Smith v. Blackmore

SLOAN, J.

The record in this case is defective. No bill of exceptions, statement of facts, or motion for new trial appears therein. There was signed by the attorneys of record, and filed among the papers copied into the transcript, a paper purporting to be an agreed statement of the case and facts proven at the trial, permitted under paragraph 874 of the Revised Statutes. This paper was probably meant to take the place of both a bill of exceptions and a statement of facts. It embodied some of the characteristics of a bill of exceptions; and, under the authority of Putnam v. Putnam, ante, p. 182, 24 Pac. Rep. 320, had it been presented to the trial judge and by him settled and signed, as required by the statutes, as well as filed within the time allowed, it could have been considered as such. It fell short of a proper bill of exceptions in each of these particulars. Nor can it be considered as a proper agreed statement of the case permitted under said paragraph 874, inasmuch as it was not allowed nor signed by the trial judge, as provided therein. No agreement of counsel can take away the right, nor make it any less the duty, of the judge, under the statute, to approve and sign the statement before it becomes a part of the record.
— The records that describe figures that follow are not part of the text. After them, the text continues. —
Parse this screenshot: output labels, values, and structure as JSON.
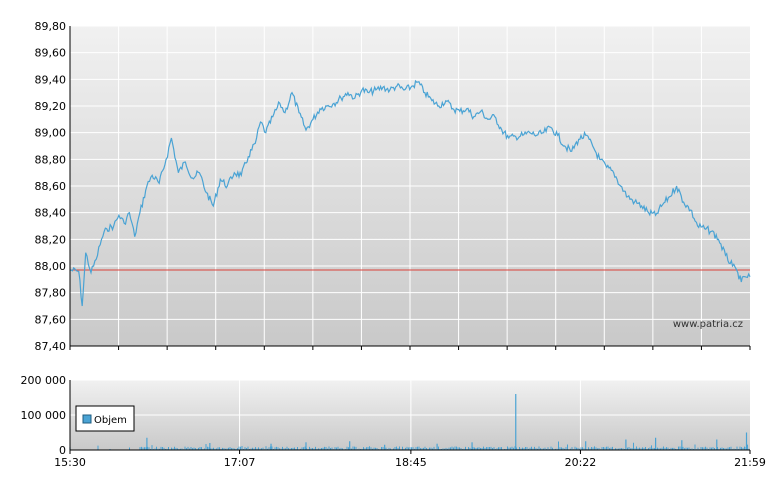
{
  "watermark": "www.patria.cz",
  "colors": {
    "price_line": "#4aa3d4",
    "reference_line": "#d9413a",
    "volume_bars": "#4aa3d4",
    "grid": "#ffffff",
    "plot_top": "#f1f1f1",
    "plot_bottom": "#c9c9c9",
    "axis": "#000000"
  },
  "chart_data": [
    {
      "type": "line",
      "title": "",
      "xlabel": "",
      "ylabel": "",
      "ylim": [
        87.4,
        89.8
      ],
      "y_ticks": [
        "89,80",
        "89,60",
        "89,40",
        "89,20",
        "89,00",
        "88,80",
        "88,60",
        "88,40",
        "88,20",
        "88,00",
        "87,80",
        "87,60",
        "87,40"
      ],
      "x_range": [
        "15:30",
        "21:59"
      ],
      "reference_value": 87.97,
      "grid": true,
      "series": [
        {
          "points": [
            [
              "15:30",
              87.97
            ],
            [
              "15:35",
              87.96
            ],
            [
              "15:37",
              87.7
            ],
            [
              "15:39",
              88.1
            ],
            [
              "15:42",
              87.95
            ],
            [
              "15:45",
              88.05
            ],
            [
              "15:48",
              88.2
            ],
            [
              "15:51",
              88.28
            ],
            [
              "15:55",
              88.3
            ],
            [
              "15:58",
              88.38
            ],
            [
              "16:01",
              88.32
            ],
            [
              "16:04",
              88.4
            ],
            [
              "16:07",
              88.22
            ],
            [
              "16:10",
              88.4
            ],
            [
              "16:14",
              88.6
            ],
            [
              "16:17",
              88.68
            ],
            [
              "16:21",
              88.62
            ],
            [
              "16:25",
              88.8
            ],
            [
              "16:28",
              88.96
            ],
            [
              "16:32",
              88.7
            ],
            [
              "16:36",
              88.78
            ],
            [
              "16:40",
              88.66
            ],
            [
              "16:44",
              88.7
            ],
            [
              "16:48",
              88.55
            ],
            [
              "16:52",
              88.45
            ],
            [
              "16:56",
              88.65
            ],
            [
              "17:00",
              88.6
            ],
            [
              "17:04",
              88.7
            ],
            [
              "17:08",
              88.68
            ],
            [
              "17:12",
              88.82
            ],
            [
              "17:16",
              88.92
            ],
            [
              "17:19",
              89.08
            ],
            [
              "17:22",
              89.0
            ],
            [
              "17:26",
              89.12
            ],
            [
              "17:30",
              89.22
            ],
            [
              "17:33",
              89.15
            ],
            [
              "17:37",
              89.3
            ],
            [
              "17:41",
              89.15
            ],
            [
              "17:45",
              89.02
            ],
            [
              "17:49",
              89.1
            ],
            [
              "17:53",
              89.18
            ],
            [
              "17:57",
              89.2
            ],
            [
              "18:01",
              89.22
            ],
            [
              "18:05",
              89.26
            ],
            [
              "18:09",
              89.3
            ],
            [
              "18:13",
              89.26
            ],
            [
              "18:17",
              89.32
            ],
            [
              "18:21",
              89.3
            ],
            [
              "18:25",
              89.32
            ],
            [
              "18:29",
              89.34
            ],
            [
              "18:33",
              89.32
            ],
            [
              "18:37",
              89.35
            ],
            [
              "18:41",
              89.32
            ],
            [
              "18:45",
              89.34
            ],
            [
              "18:49",
              89.38
            ],
            [
              "18:53",
              89.3
            ],
            [
              "18:57",
              89.24
            ],
            [
              "19:01",
              89.2
            ],
            [
              "19:05",
              89.24
            ],
            [
              "19:09",
              89.18
            ],
            [
              "19:13",
              89.16
            ],
            [
              "19:17",
              89.18
            ],
            [
              "19:21",
              89.12
            ],
            [
              "19:25",
              89.16
            ],
            [
              "19:29",
              89.1
            ],
            [
              "19:33",
              89.12
            ],
            [
              "19:37",
              89.02
            ],
            [
              "19:41",
              88.96
            ],
            [
              "19:45",
              88.97
            ],
            [
              "19:49",
              88.98
            ],
            [
              "19:53",
              89.0
            ],
            [
              "19:57",
              88.98
            ],
            [
              "20:01",
              89.0
            ],
            [
              "20:05",
              89.04
            ],
            [
              "20:09",
              88.98
            ],
            [
              "20:13",
              88.9
            ],
            [
              "20:17",
              88.86
            ],
            [
              "20:21",
              88.95
            ],
            [
              "20:25",
              88.98
            ],
            [
              "20:29",
              88.9
            ],
            [
              "20:33",
              88.8
            ],
            [
              "20:37",
              88.74
            ],
            [
              "20:41",
              88.7
            ],
            [
              "20:45",
              88.6
            ],
            [
              "20:49",
              88.52
            ],
            [
              "20:53",
              88.48
            ],
            [
              "20:57",
              88.45
            ],
            [
              "21:01",
              88.4
            ],
            [
              "21:05",
              88.38
            ],
            [
              "21:09",
              88.46
            ],
            [
              "21:13",
              88.52
            ],
            [
              "21:17",
              88.6
            ],
            [
              "21:21",
              88.48
            ],
            [
              "21:25",
              88.42
            ],
            [
              "21:29",
              88.3
            ],
            [
              "21:33",
              88.28
            ],
            [
              "21:37",
              88.26
            ],
            [
              "21:41",
              88.2
            ],
            [
              "21:45",
              88.08
            ],
            [
              "21:49",
              88.0
            ],
            [
              "21:52",
              87.95
            ],
            [
              "21:54",
              87.88
            ],
            [
              "21:56",
              87.92
            ],
            [
              "21:59",
              87.92
            ]
          ]
        }
      ]
    },
    {
      "type": "bar",
      "title": "",
      "xlabel": "",
      "ylabel": "",
      "ylim": [
        0,
        200000
      ],
      "y_ticks": [
        "200 000",
        "100 000",
        "0"
      ],
      "x_ticks": [
        "15:30",
        "17:07",
        "18:45",
        "20:22",
        "21:59"
      ],
      "x_range": [
        "15:30",
        "21:59"
      ],
      "grid": true,
      "legend": {
        "position": "left",
        "entries": [
          "Objem"
        ]
      },
      "series": [
        {
          "name": "Objem",
          "base_level": 5000,
          "spikes": [
            [
              "15:30",
              8000
            ],
            [
              "16:14",
              35000
            ],
            [
              "16:50",
              20000
            ],
            [
              "17:25",
              18000
            ],
            [
              "17:45",
              22000
            ],
            [
              "18:10",
              25000
            ],
            [
              "18:30",
              15000
            ],
            [
              "19:00",
              18000
            ],
            [
              "19:20",
              22000
            ],
            [
              "19:45",
              160000
            ],
            [
              "20:25",
              25000
            ],
            [
              "20:48",
              30000
            ],
            [
              "21:05",
              35000
            ],
            [
              "21:20",
              28000
            ],
            [
              "21:40",
              30000
            ],
            [
              "21:57",
              50000
            ]
          ]
        }
      ]
    }
  ]
}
It is entitled to become a part of the record only by virtue of the allowance and signature of the judge, and, if these are wanting in any agreed statement attempted to be made and filed under said paragraph, it must be rejected as improperly in the record. *350There is nothing, therefore, in the record to review except the jndgment-roll, and, as no error appears therein, the judgment must he affirmed; and it is so ordered.

Gooding, C. J., and Kibbey, J., concur.